A senior financial expert from the World Bank (WB) has praised Vietnam for its progress in ensuring gender equality and said that the country should improve its gender statistics capacity to better manage the implementation of the Law on Gender Equality.

During a seminar on Nov. 18, Daniel Mont said that in Vietnam, data relating to genders and gender equality is available in almost every field, particularly in education and healthcare.

However, he said that others had insufficient data, especially those related to violence against women, unsalaried employment, migrants and individual property.

This makes it difficult for the government, ministries, agencies and organisations to put together policies on the issue, he said.

According to him, surveys to collect more information on gender and gender equality, graphs and tables of the available data would be useful for controlling and appraising the effectiveness of the country’s laws, policies and commitments on gender equality.

Pham Nguyen Cuong, Vice Head of the Gender Equality Department under the Ministry of Labour, War Invalids and Social Affairs (MOLISA), said that the research on gender statistics conducted by the WB and MOLISA had collected data on various fields including education, health care, labour and employment, households, poverty and social lives.
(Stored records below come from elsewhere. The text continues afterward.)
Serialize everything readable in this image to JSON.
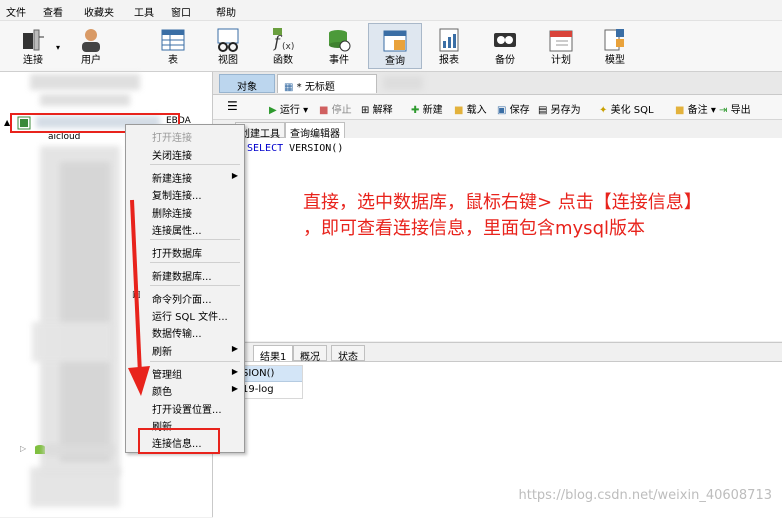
{
  "menu": [
    "文件",
    "查看",
    "收藏夹",
    "工具",
    "窗口",
    "帮助"
  ],
  "toolbar": [
    {
      "label": "连接",
      "icon": "connection-icon"
    },
    {
      "label": "用户",
      "icon": "user-icon"
    },
    {
      "label": "表",
      "icon": "table-icon"
    },
    {
      "label": "视图",
      "icon": "view-icon"
    },
    {
      "label": "函数",
      "icon": "function-icon"
    },
    {
      "label": "事件",
      "icon": "event-icon"
    },
    {
      "label": "查询",
      "icon": "query-icon"
    },
    {
      "label": "报表",
      "icon": "report-icon"
    },
    {
      "label": "备份",
      "icon": "backup-icon"
    },
    {
      "label": "计划",
      "icon": "schedule-icon"
    },
    {
      "label": "模型",
      "icon": "model-icon"
    }
  ],
  "tree": {
    "selected_text": "EBDA",
    "item_text": "aicloud"
  },
  "tabs": {
    "objects": "对象",
    "untitled": "* 无标题"
  },
  "query_toolbar": {
    "run": "运行",
    "stop": "停止",
    "explain": "解释",
    "new": "新建",
    "load": "载入",
    "save": "保存",
    "save_as": "另存为",
    "beautify": "美化 SQL",
    "comment": "备注",
    "export": "导出"
  },
  "subtabs": {
    "builder": "创建工具",
    "editor": "查询编辑器"
  },
  "sql": {
    "kw1": "SELECT",
    "fn": "VERSION()"
  },
  "annotation": {
    "line1": "直接，选中数据库，鼠标右键> 点击【连接信息】",
    "line2": "，即可查看连接信息，里面包含mysql版本"
  },
  "result_tabs": [
    "结果1",
    "概况",
    "状态"
  ],
  "result": {
    "header": "SION()",
    "value": "19-log"
  },
  "context_menu": {
    "open_conn": "打开连接",
    "close_conn": "关闭连接",
    "new_conn": "新建连接",
    "copy_conn": "复制连接...",
    "delete_conn": "删除连接",
    "conn_props": "连接属性...",
    "open_db": "打开数据库",
    "new_db": "新建数据库...",
    "console": "命令列介面...",
    "run_sql": "运行 SQL 文件...",
    "transfer": "数据传输...",
    "refresh1": "刷新",
    "manage_group": "管理组",
    "color": "颜色",
    "open_location": "打开设置位置...",
    "refresh2": "刷新",
    "conn_info": "连接信息..."
  },
  "watermark": "https://blog.csdn.net/weixin_40608713",
  "colors": {
    "highlight": "#e8231c",
    "selection": "#bcd6ee"
  }
}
The research then indicated the challenges and proposals needed for each field to improve the country’s capacity to compile gender statistics, she said.
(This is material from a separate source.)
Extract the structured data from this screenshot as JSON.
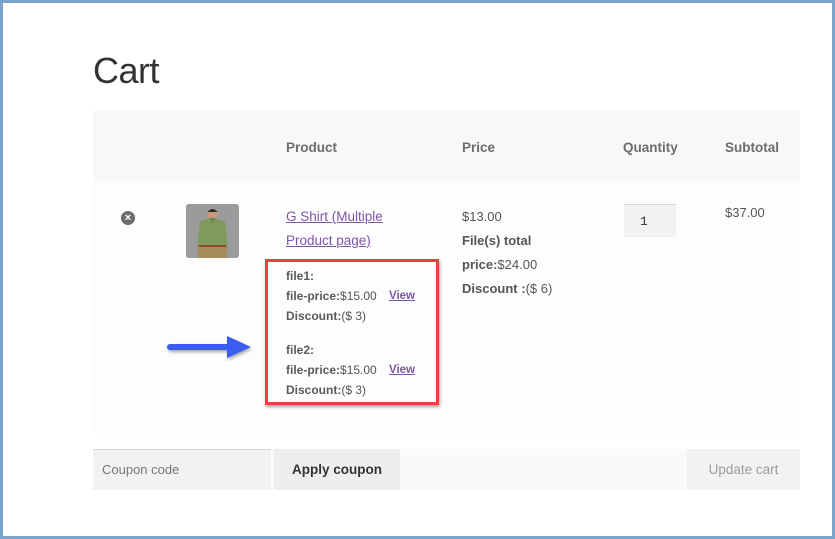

According to MOLISA, in the past the Vietnamese government had tried to address gender equality issues by issuing policies and putting into action solutions to ensure gender equality from central to grassroots levels.

Vietnam ratified the 1981 Convention on the Elimination of All Forms of Discrimination against Women and the United Nations’ 2000 Millennium Declaration as it is determined to reach its Millennium Development Goals, which include promoting gender equality and women’s rights.
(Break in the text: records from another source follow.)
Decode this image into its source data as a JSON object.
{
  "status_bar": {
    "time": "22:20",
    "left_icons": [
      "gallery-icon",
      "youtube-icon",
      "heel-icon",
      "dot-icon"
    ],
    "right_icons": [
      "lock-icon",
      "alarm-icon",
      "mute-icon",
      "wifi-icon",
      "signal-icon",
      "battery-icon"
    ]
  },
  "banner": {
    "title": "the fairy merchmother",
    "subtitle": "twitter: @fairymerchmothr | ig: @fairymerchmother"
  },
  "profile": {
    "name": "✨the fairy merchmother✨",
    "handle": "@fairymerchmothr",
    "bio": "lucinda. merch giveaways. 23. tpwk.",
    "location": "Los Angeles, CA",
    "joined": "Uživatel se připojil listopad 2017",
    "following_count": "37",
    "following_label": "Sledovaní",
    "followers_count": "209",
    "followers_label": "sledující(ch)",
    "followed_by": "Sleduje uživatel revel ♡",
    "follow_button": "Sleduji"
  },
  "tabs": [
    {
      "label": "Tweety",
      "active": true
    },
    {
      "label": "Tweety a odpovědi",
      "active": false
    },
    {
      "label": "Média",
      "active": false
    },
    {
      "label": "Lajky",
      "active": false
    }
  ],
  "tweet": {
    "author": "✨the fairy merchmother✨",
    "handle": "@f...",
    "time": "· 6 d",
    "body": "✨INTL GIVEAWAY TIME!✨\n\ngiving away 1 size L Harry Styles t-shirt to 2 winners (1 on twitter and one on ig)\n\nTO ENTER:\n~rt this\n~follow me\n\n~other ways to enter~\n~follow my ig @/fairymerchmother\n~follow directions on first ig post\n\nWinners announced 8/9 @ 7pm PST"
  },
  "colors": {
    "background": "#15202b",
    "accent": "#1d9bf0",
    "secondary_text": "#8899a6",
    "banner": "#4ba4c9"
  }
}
The country’s National Assembly ratified the Law on Gender Equality in 2006.

In Vietnam, women now make up 51 percent of the total population and 49 percent of the workforce. In parallel with rapid economic development and successes in poverty reduction, life for women has improved remarkably over the past decades. The gap between men and women has been narrowed in various fields and the amount of women in the National Assembly for the 2007-2012 term represents 25.8 percent of the total, the highest rate amongst ASEAN countries.

However, gender inequality is still prevalent in rural and mountainous areas, where a woman’s average income is only equal to 83 percent of a man’s. Domestic and other forms of violence against women still exist and a woman’s right to make her own decisions is limited./.